The two broadest categories are biological and synthetic. Fibrin glue, derived from blood plasma proteins, was first used for nerve repair in 1940 and remains the only material with FDA approval for use as an adhesive, sealant, and blood-stopping agent all in one. Products like Tisseel are used across a wide range of surgeries, from hernia repair to thoracic procedures, to prevent leaks at connection points between tissues.
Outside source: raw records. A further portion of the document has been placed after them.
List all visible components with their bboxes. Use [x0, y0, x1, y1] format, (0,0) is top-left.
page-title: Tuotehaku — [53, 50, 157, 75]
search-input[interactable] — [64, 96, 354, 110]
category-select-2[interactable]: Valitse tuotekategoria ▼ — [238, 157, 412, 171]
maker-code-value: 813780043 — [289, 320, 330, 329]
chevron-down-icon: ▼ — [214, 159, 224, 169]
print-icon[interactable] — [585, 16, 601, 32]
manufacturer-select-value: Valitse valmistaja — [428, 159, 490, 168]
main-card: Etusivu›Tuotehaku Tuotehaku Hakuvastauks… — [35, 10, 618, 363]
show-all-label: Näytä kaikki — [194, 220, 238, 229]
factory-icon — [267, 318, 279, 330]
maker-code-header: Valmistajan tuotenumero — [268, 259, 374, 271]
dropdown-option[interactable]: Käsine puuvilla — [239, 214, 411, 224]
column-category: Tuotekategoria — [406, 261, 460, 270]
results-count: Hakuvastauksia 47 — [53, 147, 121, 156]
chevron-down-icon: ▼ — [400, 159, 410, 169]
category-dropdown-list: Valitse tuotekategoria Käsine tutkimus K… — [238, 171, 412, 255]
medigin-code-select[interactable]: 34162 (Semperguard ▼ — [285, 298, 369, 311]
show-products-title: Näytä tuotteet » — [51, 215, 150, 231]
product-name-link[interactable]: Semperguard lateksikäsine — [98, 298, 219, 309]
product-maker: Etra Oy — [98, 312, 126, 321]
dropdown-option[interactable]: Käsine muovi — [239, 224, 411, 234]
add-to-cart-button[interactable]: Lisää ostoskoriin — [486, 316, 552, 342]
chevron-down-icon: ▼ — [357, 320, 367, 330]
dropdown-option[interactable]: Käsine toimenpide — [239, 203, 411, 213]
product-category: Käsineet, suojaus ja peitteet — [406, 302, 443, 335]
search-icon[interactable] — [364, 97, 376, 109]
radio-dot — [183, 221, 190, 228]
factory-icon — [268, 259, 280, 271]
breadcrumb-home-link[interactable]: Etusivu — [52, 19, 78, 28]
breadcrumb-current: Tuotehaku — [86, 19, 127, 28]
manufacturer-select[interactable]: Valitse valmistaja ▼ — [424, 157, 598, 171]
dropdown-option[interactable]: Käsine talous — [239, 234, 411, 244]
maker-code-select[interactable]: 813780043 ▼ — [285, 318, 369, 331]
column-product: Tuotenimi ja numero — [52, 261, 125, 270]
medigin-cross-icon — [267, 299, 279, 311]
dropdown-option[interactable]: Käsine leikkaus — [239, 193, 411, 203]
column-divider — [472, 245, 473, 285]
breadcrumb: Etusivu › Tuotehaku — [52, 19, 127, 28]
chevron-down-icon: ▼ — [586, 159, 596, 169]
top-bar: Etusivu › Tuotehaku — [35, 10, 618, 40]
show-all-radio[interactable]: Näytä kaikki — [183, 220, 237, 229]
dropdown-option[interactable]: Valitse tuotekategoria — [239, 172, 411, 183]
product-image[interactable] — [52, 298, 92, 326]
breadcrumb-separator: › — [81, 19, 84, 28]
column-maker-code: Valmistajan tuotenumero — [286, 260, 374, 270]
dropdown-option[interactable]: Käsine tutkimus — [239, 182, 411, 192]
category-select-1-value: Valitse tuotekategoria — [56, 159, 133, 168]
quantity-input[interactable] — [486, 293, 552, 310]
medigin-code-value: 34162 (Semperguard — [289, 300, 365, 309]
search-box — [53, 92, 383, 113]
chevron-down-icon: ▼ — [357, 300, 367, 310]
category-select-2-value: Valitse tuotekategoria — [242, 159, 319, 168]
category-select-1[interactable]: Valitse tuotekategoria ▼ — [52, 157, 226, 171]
Cyanoacrylate-based sealants, synthetic “super glue” relatives, were first used for wound closure in 1959. They provide tensile strength comparable to absorbable sutures and also act as a microbial barrier during healing. On the skin, products like Dermabond and LiquiBand are commonly used in emergency rooms to close cuts without stitches. One cyanoacrylate product, Omnex, became the first of its kind approved by the FDA for internal use, specifically for sealing blood vessels to block the passage of blood, body fluids, and air. Cyanoacrylates are generally limited to topical use because they can cause irritation inside the body.

Hydrogel Sealants in Eye and Joint Surgery

Hydrogel sealants are a newer class made from water-absorbing polymers that can hold over 90% water within their structure. In 2014, the FDA approved a hydrogel sealant (ReSure) specifically for sealing incisions after cataract surgery. These gels form in place after being injected as a liquid, conforming to irregular wound shapes and sealing corneal wounds without sutures. Researchers are also investigating hydrogels as substitutes for the vitreous humor, the clear gel that fills the eye, after retinal detachment surgery. Beyond ophthalmology, injectable hydrogels are being studied and used in orthopedics, neurology, and other fields where a flexible, biocompatible seal is needed in hard-to-reach tissue.